I don’t know where β€œCS” goes, but it looks odd to have a 10K resistor in series with β€œCS” as shown. Unless you have a pull-down resistor elsewhere, the voltage at β€œCS” will likely float when the phototransistor is off. If you place the resistor between the emitter (pin 4) of the phototransistor and ground and tie β€œCS” to the emitter also, then β€œCS” would be low when the phototransistor is off and high when it is on. If you want reverse logic, connect the resistor between 5V and the collector (pin 6), tie the emitter (pin 4) to ground, and connect β€œCS” to the collector (pin 6).

Also, a minor note: you have the connections for the P-channel MOSFETs, Q10-Q12, correct, but the internal drawings are wrong. You have them drawn as N-channel MOSFETs instead of P-channel MOSFETs. They should look like this:

image

Was wondering why a P-Channel MOSFET is used control the switching ? Why not an N-Channel ?

Because of the way FETs have to be turned on. To turn on an N-Channel FET (N-FET), one must raise the Gate voltage above the Source voltage (Vgs) by some amount (anywhere from 1V to several volts, depending on the particular FET). That works fine if the N-FET is on the low side of the load, but in the circuit referenced, the FET is on the high side of the load (Rp1).

Using an N-FET on the high side of a load, as soon as it starts to turn on, the voltage drop across the Drain-Source region (Vds) becomes very small because its resistance (Rds-on) drops to a low value.
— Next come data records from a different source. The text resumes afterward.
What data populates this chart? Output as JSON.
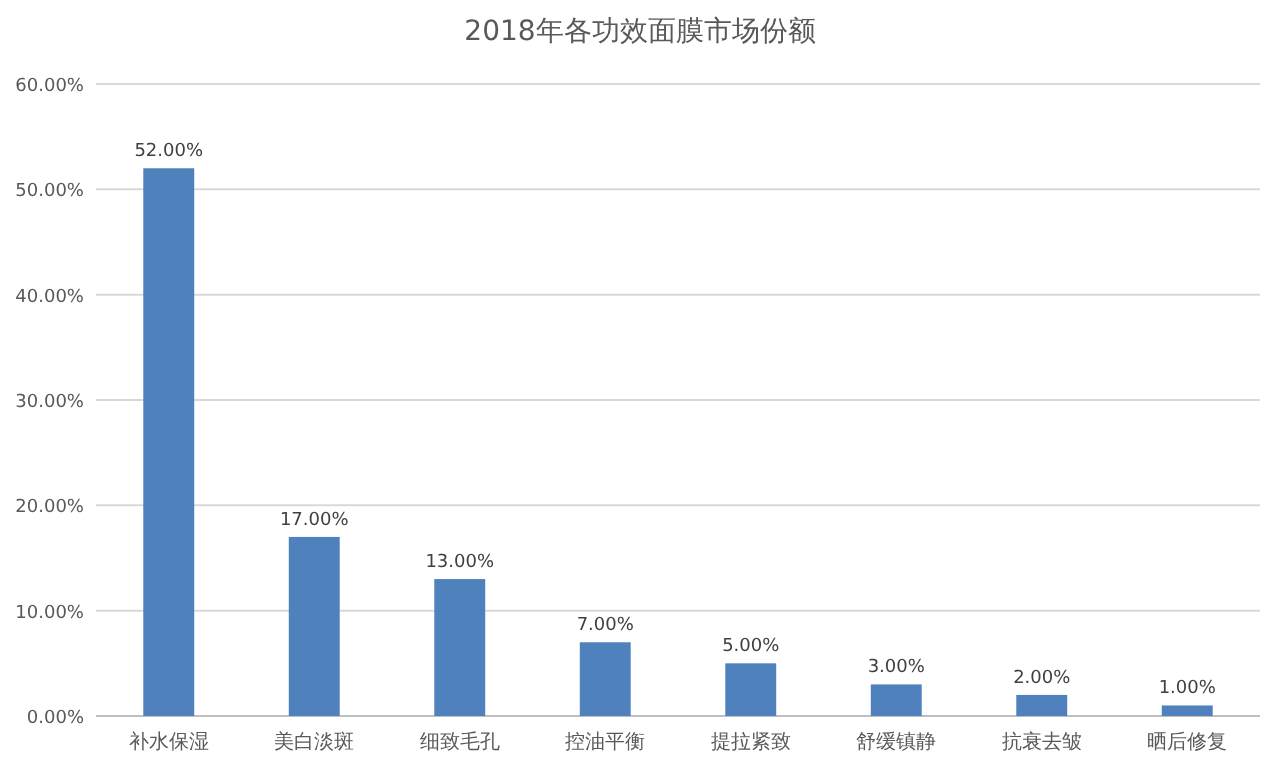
{
  "chart_data": {
    "type": "bar",
    "title": "2018年各功效面膜市场份额",
    "categories": [
      "补水保湿",
      "美白淡斑",
      "细致毛孔",
      "控油平衡",
      "提拉紧致",
      "舒缓镇静",
      "抗衰去皱",
      "晒后修复"
    ],
    "values": [
      52,
      17,
      13,
      7,
      5,
      3,
      2,
      1
    ],
    "value_labels": [
      "52.00%",
      "17.00%",
      "13.00%",
      "7.00%",
      "5.00%",
      "3.00%",
      "2.00%",
      "1.00%"
    ],
    "color": "#4f81bd",
    "ylim": [
      0,
      60
    ],
    "yticks": [
      {
        "value": 0,
        "label": "0.00%"
      },
      {
        "value": 10,
        "label": "10.00%"
      },
      {
        "value": 20,
        "label": "20.00%"
      },
      {
        "value": 30,
        "label": "30.00%"
      },
      {
        "value": 40,
        "label": "40.00%"
      },
      {
        "value": 50,
        "label": "50.00%"
      },
      {
        "value": 60,
        "label": "60.00%"
      }
    ],
    "grid": "y"
  }
}
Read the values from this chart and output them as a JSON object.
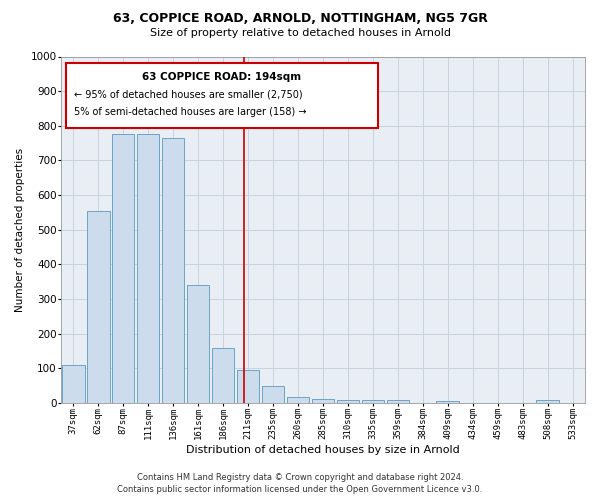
{
  "title1": "63, COPPICE ROAD, ARNOLD, NOTTINGHAM, NG5 7GR",
  "title2": "Size of property relative to detached houses in Arnold",
  "xlabel": "Distribution of detached houses by size in Arnold",
  "ylabel": "Number of detached properties",
  "categories": [
    "37sqm",
    "62sqm",
    "87sqm",
    "111sqm",
    "136sqm",
    "161sqm",
    "186sqm",
    "211sqm",
    "235sqm",
    "260sqm",
    "285sqm",
    "310sqm",
    "335sqm",
    "359sqm",
    "384sqm",
    "409sqm",
    "434sqm",
    "459sqm",
    "483sqm",
    "508sqm",
    "533sqm"
  ],
  "values": [
    110,
    555,
    775,
    775,
    765,
    340,
    160,
    95,
    50,
    18,
    12,
    10,
    8,
    10,
    0,
    5,
    0,
    0,
    0,
    10,
    0
  ],
  "bar_color": "#ccdcec",
  "bar_edge_color": "#5a9abf",
  "annotation_title": "63 COPPICE ROAD: 194sqm",
  "annotation_line1": "← 95% of detached houses are smaller (2,750)",
  "annotation_line2": "5% of semi-detached houses are larger (158) →",
  "annotation_box_color": "#ffffff",
  "annotation_box_edge": "#cc0000",
  "red_line_color": "#cc0000",
  "grid_color": "#c8d4dc",
  "background_color": "#e8eef4",
  "fig_background": "#ffffff",
  "ylim": [
    0,
    1000
  ],
  "yticks": [
    0,
    100,
    200,
    300,
    400,
    500,
    600,
    700,
    800,
    900,
    1000
  ],
  "footer1": "Contains HM Land Registry data © Crown copyright and database right 2024.",
  "footer2": "Contains public sector information licensed under the Open Government Licence v3.0."
}
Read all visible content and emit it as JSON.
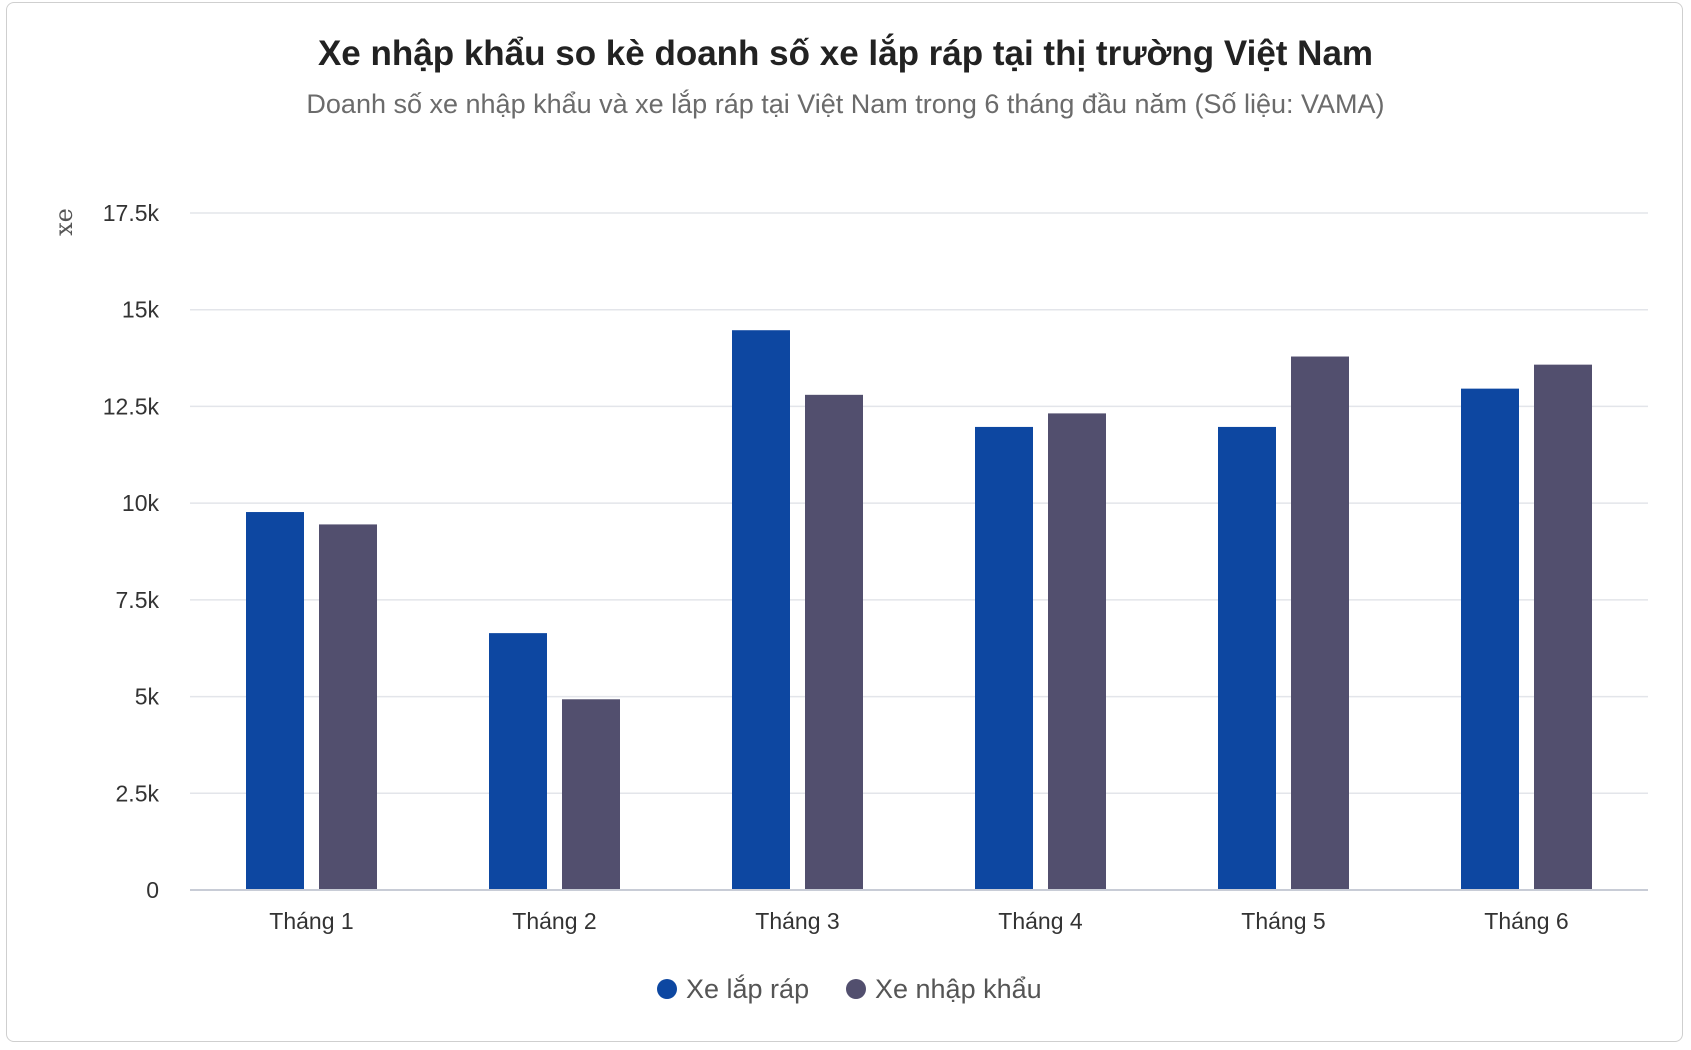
{
  "chart_data": {
    "type": "bar",
    "title": "Xe nhập khẩu so kè doanh số xe lắp ráp tại thị trường Việt Nam",
    "subtitle": "Doanh số xe nhập khẩu và xe lắp ráp tại Việt Nam trong 6 tháng đầu năm (Số liệu: VAMA)",
    "ylabel": "xe",
    "xlabel": "",
    "ylim": [
      0,
      17500
    ],
    "yticks": [
      0,
      2500,
      5000,
      7500,
      10000,
      12500,
      15000,
      17500
    ],
    "ytick_labels": [
      "0",
      "2.5k",
      "5k",
      "7.5k",
      "10k",
      "12.5k",
      "15k",
      "17.5k"
    ],
    "categories": [
      "Tháng 1",
      "Tháng 2",
      "Tháng 3",
      "Tháng 4",
      "Tháng 5",
      "Tháng 6"
    ],
    "series": [
      {
        "name": "Xe lắp ráp",
        "color": "#0d47a1",
        "values": [
          9770,
          6640,
          14470,
          11970,
          11970,
          12960
        ]
      },
      {
        "name": "Xe nhập khẩu",
        "color": "#524f6e",
        "values": [
          9450,
          4930,
          12800,
          12320,
          13790,
          13580
        ]
      }
    ],
    "grid": true,
    "legend_position": "bottom-center"
  }
}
This raises the Source voltage up to nearly the Drain voltage, and since the Gate voltage can go no higher than the Drain voltage in this circuit, Vgs drops below the level necessary to fully turn on the FET. The only way to fully turn on an N-FET on the high side of a load is to raise its voltage above the Drain voltage, which can only be done by providing another higher voltage source or by using a booster circuit just for that purpose.

Alternatively, a P-channel FET (P-FET) is turned on by dropping the Gate voltage sufficiently below the Source voltage (-Vgs). Note that with a P-FET, the arrangement of the Drain and Source are reversed in the circuit, with the Source placed at the higher voltage point. So, when placed on the high side of the load, the P-FET will be off when the Gate and the Source are at the same voltage, and it will begin to turn on as Vgs becomes more negative. Since the Source is tied to the upper supply, it is easy to accomplish this without an extra supply or boost circuit.